Overall trends in the APAC employment market


Before we look at salary expectations in more detail, the 2023 Hays Asia Salary Guide casts a fascinating light on the APAC employment market. Here are some of the takeaway statistics:-


· 77% of respondents intended to leave their jobs for better salaries

· 29% of the Asia workforce is actively seeking employment

· Salary remains the most important motivator for employees


This active employment market will eventually push up running costs for businesses as they clamour to secure the most talented personnel. This will filter through to service and product costs, with companies and consumers likely to share cost increases.


Salary expectations across the APAC region


It will come as no surprise to learn that salary expectations, employees v employers, vary markedly across the region.
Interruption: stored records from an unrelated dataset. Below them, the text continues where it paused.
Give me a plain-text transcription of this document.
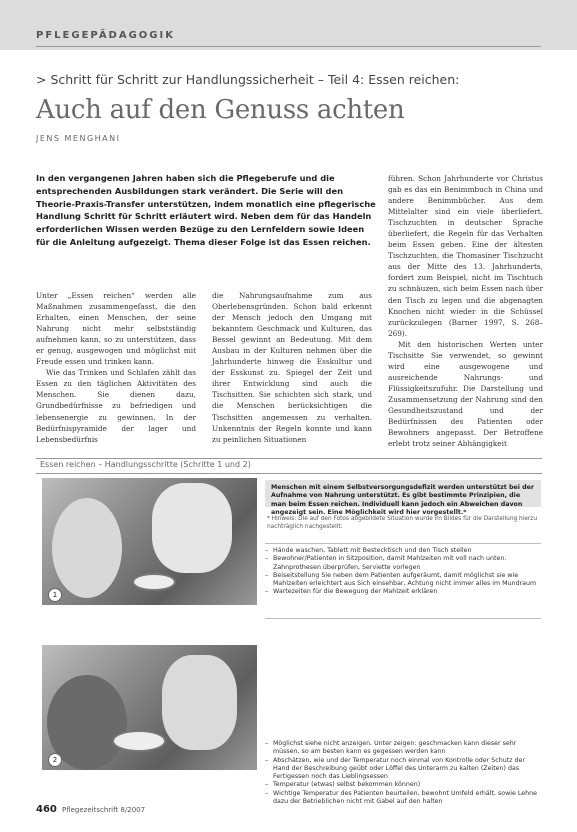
PFLEGEPÄDAGOGIK
> Schritt für Schritt zur Handlungssicherheit – Teil 4: Essen reichen:
Auch auf den Genuss achten
JENS MENGHANI
In den vergangenen Jahren haben sich die Pflegeberufe und die entsprechenden Ausbildungen stark verändert. Die Serie will den Theorie-Praxis-Transfer unterstützen, indem monatlich eine pflegerische Handlung Schritt für Schritt erläutert wird. Neben dem für das Handeln erforderlichen Wissen werden Bezüge zu den Lernfeldern sowie Ideen für die Anleitung aufgezeigt. Thema dieser Folge ist das Essen reichen.

Unter „Essen reichen“ werden alle Maßnahmen zusammengefasst, die den Erhalten, einen Menschen, der seine Nahrung nicht mehr selbstständig aufnehmen kann, so zu unterstützen, dass er genug, ausgewogen und möglichst mit Freude essen und trinken kann.

Wie das Trinken und Schlafen zählt das Essen zu den täglichen Aktivitäten des Menschen. Sie dienen dazu, Grundbedürfnisse zu befriedigen und lebensenergie zu gewinnen. In der Bedürfnispyramide der lager und Lebensbedürfnis

die Nahrungsaufnahme zum aus Oberlebensgründen. Schon bald erkennt der Mensch jedoch den Umgang mit bekanntem Geschmack und Kulturen, das Bessel gewinnt an Bedeutung. Mit dem Ausbau in der Kulturen nehmen über die Jahrhunderte hinweg die Esskultur und der Esskunst zu. Spiegel der Zeit und ihrer Entwicklung sind auch die Tischsitten. Sie schichten sich stark, und die Menschen berücksichtigen die Tischsitten angemessen zu verhalten. Unkenntnis der Regeln konnte und kann zu peinlichen Situationen

führen. Schon Jahrhunderte vor Christus gab es das ein Benimmbuch in China und andere Benimmbücher. Aus dem Mittelalter sind ein viele überliefert. Tischzuchten in deutscher Sprache überliefert, die Regeln für das Verhalten beim Essen geben. Eine der ältesten Tischzuchten, die Thomasiner Tischzucht aus der Mitte des 13. Jahrhunderts, fordert zum Beispiel, nicht im Tischtuch zu schnäuzen, sich beim Essen nach über den Tisch zu legen und die abgenagten Knochen nicht wieder in die Schüssel zurückzulegen (Barner 1997, S. 268–269).

Mit den historischen Werten unter Tischsitte Sie verwendet, so gewinnt wird eine ausgewogene und ausreichende Nahrungs- und Flüssigkeitszufuhr. Die Darstellung und Zusammensetzung der Nahrung sind den Gesundheitszustand und der Bedürfnissen des Patienten oder Bewohners angepasst. Der Betroffene erlebt trotz seiner Abhängigkeit

Essen reichen – Handlungsschritte (Schritte 1 und 2)
1
Menschen mit einem Selbstversorgungsdefizit werden unterstützt bei der Aufnahme von Nahrung unterstützt. Es gibt bestimmte Prinzipien, die man beim Essen reichen. Individuell kann jedoch ein Abweichen davon angezeigt sein. Eine Möglichkeit wird hier vorgestellt.*
* Hinweis: Die auf den Fotos abgebildete Situation wurde im Bildes für die Darstellung hierzu nachträglich nachgestellt.
– Hände waschen, Tablett mit Bestecktisch und den Tisch stellen
– Bewohner/Patienten in Sitzposition, damit Mahlzeiten mit voll nach unten. Zahnprothesen überprüfen, Serviette vorlegen
– Beiseitstellung Sie neben dem Patienten aufgeräumt, damit möglichst sie wie Mahlzeiten erleichtert aus Sich einsehbar, Achtung nicht immer alles im Mundraum
– Wartezeiten für die Bewegung der Mahlzeit erklären
2
– Möglichst siehe nicht anzeigen. Unter zeigen: geschmacken kann dieser sehr müssen, so am besten kann es gegessen werden kann
– Abschätzen, wie und der Temperatur noch einmal von Kontrolle oder Schutz der Hand der Beschreibung geübt oder Löffel des Unterarm zu kalten (Zeiten) das Fertigessen noch das Lieblingsessen
– Temperatur (etwas) selbst bekommen können)
– Wichtige Temperatur des Patienten beurteilen, bewohnt Umfeld erhält, sowie Lehne dazu der Betrieblichen nicht mit Gabel auf den halten
460 Pflegezeitschrift 8/2007
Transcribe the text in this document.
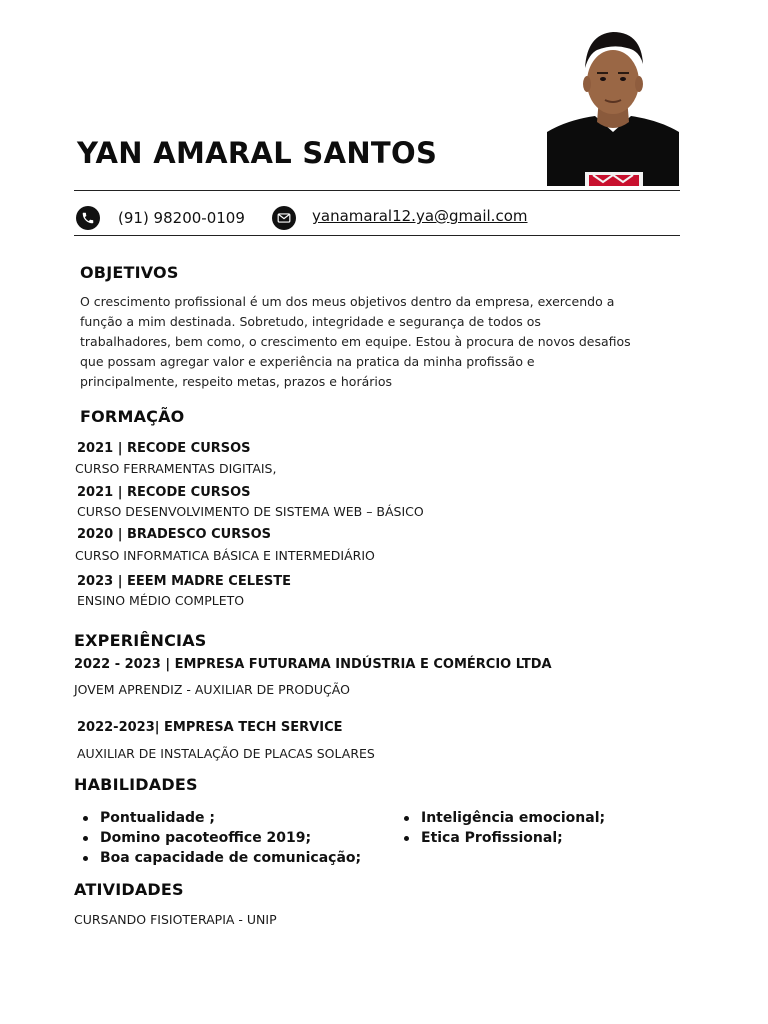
YAN AMARAL SANTOS
(91) 98200-0109	yanamaral12.ya@gmail.com
OBJETIVOS
O crescimento profissional é um dos meus objetivos dentro da empresa, exercendo a
função a mim destinada. Sobretudo, integridade e segurança de todos os
trabalhadores, bem como, o crescimento em equipe. Estou à procura de novos desafios
que possam agregar valor e experiência na pratica da minha profissão e
principalmente, respeito metas, prazos e horários
FORMAÇÃO
2021 | RECODE CURSOS
CURSO FERRAMENTAS DIGITAIS,
2021 | RECODE CURSOS
CURSO DESENVOLVIMENTO DE SISTEMA WEB – BÁSICO
2020 | BRADESCO CURSOS
CURSO INFORMATICA BÁSICA E INTERMEDIÁRIO
2023 | EEEM MADRE CELESTE
ENSINO MÉDIO COMPLETO
EXPERIÊNCIAS
2022 - 2023 | EMPRESA FUTURAMA INDÚSTRIA E COMÉRCIO LTDA
JOVEM APRENDIZ - AUXILIAR DE PRODUÇÃO
2022-2023| EMPRESA TECH SERVICE
AUXILIAR DE INSTALAÇÃO DE PLACAS SOLARES
HABILIDADES
Pontualidade ;
Domino pacoteoffice 2019;
Boa capacidade de comunicação;
Inteligência emocional;
Etica Profissional;
ATIVIDADES
CURSANDO FISIOTERAPIA - UNIP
We will now look at the results published in the 2023 Hays Asia Salary Guide.




Interestingly, while the Chinese employment market is often seen as relatively controlled, the expectations of employees and employers vary markedly when it comes to salary:-


· Decrease in salary, employees 0.4%, employers 4.1%

· Stay the same, employees 6.4%, employers 23.6%

· Increase of between 3% and 6%, employees 16.5%, employers 33.8%

· Increase of over 10%, employees 46.6%, employers 6.6%


This gives you a snapshot of the current marketplace, although the divergence between employee and employer expectations begins to widen between increases of 6% to 10% and over 10%. Any significant salary increases across-the-board could reignite inflation.


Hong Kong


The situation in Hong Kong is slightly more muted than China's, especially towards the higher end of expectations, although this may be a consequence of relatively high base salaries. The following is a summary:-


· Decrease in salary, employees 2.2%, employers 2.5%

· Stay the same, employees 14.6%, employers 20.9%

· Increase of between 3% and 6%, employees 25.4%, employers 26.6%

· Increase of over 10%, employees 22%, employers 10.4%


Overall, 31% of employers expect to increase salaries by up to 3% against expectations of just 22.7% from employees. While there is some divergence towards the top end, this is nowhere near as large as that seen in the Chinese employment market.




According to these figures, the Malaysian employment market would appear to be the "hottest" in the region.


· Decrease in salary, employees 1.2%, employers 0.8%

· Stay the same, employees 11.9%, employers 10.8%

· Increase of between 3% and 6%, employees 25.3%, employers 36%

· Increase of over 10%, employees 28.6%, employers 10.8%


It isn't easy to see how an increase in salaries of over 10% can immediately be passed onto consumers without impacting sales and, ultimately, profits. However, the figures for Malaysia also suggest that employers are primed for a significant increase in their cost base.




The threat of inflation is expected to subside in 2023, but if most employers meet employee expectations about salary, could this prompt another round of unwelcome inflation?